Valuation is the cornerstone of the investment process but constructing a meaningful valuation analysis can be a challenging process. Generally, the 3 most commonly accepted and widely known valuation approaches are Market-based, Cost-based and Income-based approaches, however within this a plethora of valuation framework processes exist and valuation practitioners often disagree on the best approach. This becomes even more complex especially for start-ups given the uniqueness of business models, lack of historical data & transparency, uncertainty over the future and management capabilities.

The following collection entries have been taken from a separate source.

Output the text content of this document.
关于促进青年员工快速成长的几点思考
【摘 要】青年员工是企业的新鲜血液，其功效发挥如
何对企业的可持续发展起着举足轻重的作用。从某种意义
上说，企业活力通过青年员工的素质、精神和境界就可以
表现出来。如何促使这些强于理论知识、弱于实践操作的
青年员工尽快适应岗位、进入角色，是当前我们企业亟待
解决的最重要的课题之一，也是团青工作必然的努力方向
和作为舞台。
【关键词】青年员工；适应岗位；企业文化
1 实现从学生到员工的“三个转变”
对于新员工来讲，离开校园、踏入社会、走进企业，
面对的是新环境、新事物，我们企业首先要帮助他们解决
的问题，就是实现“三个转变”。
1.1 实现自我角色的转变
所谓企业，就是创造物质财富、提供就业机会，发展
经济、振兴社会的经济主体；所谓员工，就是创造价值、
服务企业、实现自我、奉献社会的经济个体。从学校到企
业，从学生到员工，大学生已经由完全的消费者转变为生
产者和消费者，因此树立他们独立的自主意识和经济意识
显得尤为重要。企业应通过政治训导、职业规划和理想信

Challenges in start-ups valuation may include:
- Lacks sufficient historical financials to build or extrapolate future cash flows
- Invests in emerging assets / technology, with a risk of high failure rates, which are generally difficult to value with limited information
- Ascertaining discount rates given higher risk of failures, ability to get funding, and lack of quality information and uncertainty with respect to management capability to deliver
- Often loss-making in initial years, thereby posing challenges in applying relative valuation metrics
- Finding similar private startups and universe of comparable companies / transactions is difficult due to lack of information availability around financials & valuation
- The majority of value among start-ups is largely driven from future growth which is very challenging task to ascertain
We believe that the methodologies used to value a particular startup should be tailored & reflect upon the inherent risk, information, potential future growth and growth stage of the startup. The financing cycle / stage of a startup and associated valuation approach through which the value may be determined can be described as below:
Angel / Seed Round:
This stage is often characterized as pre-revenue, lacks viability, highly speculative and entirely depends on business idea and management capability / strength. The common valuation methodologies here may include:
- Berkus Method
- Scorecard Valuation
- Risk Factor Summation
- Venture Capital Method
Mid to late stage round: This stage is often characterized as generating / growing revenue, likely FCF negative, and capital requirement for scale-up of operations. The common valuation methodologies here may include:
- Comparables based valuation
- Discounted cash flow valuation
- Latest financing round
Notwithstanding above, there is no one-size-fits-all approach to any valuation including the startups. The Valuer has to be flexible and exercise judgement, and adopt a mix of valuation methodologies best suited for specific industry, stage and information unique to each case. At Finsurily, we triangulate various approaches after carefully analyzing the company, it’s stage & industry, dilution impact, combined with our research & analytical skills.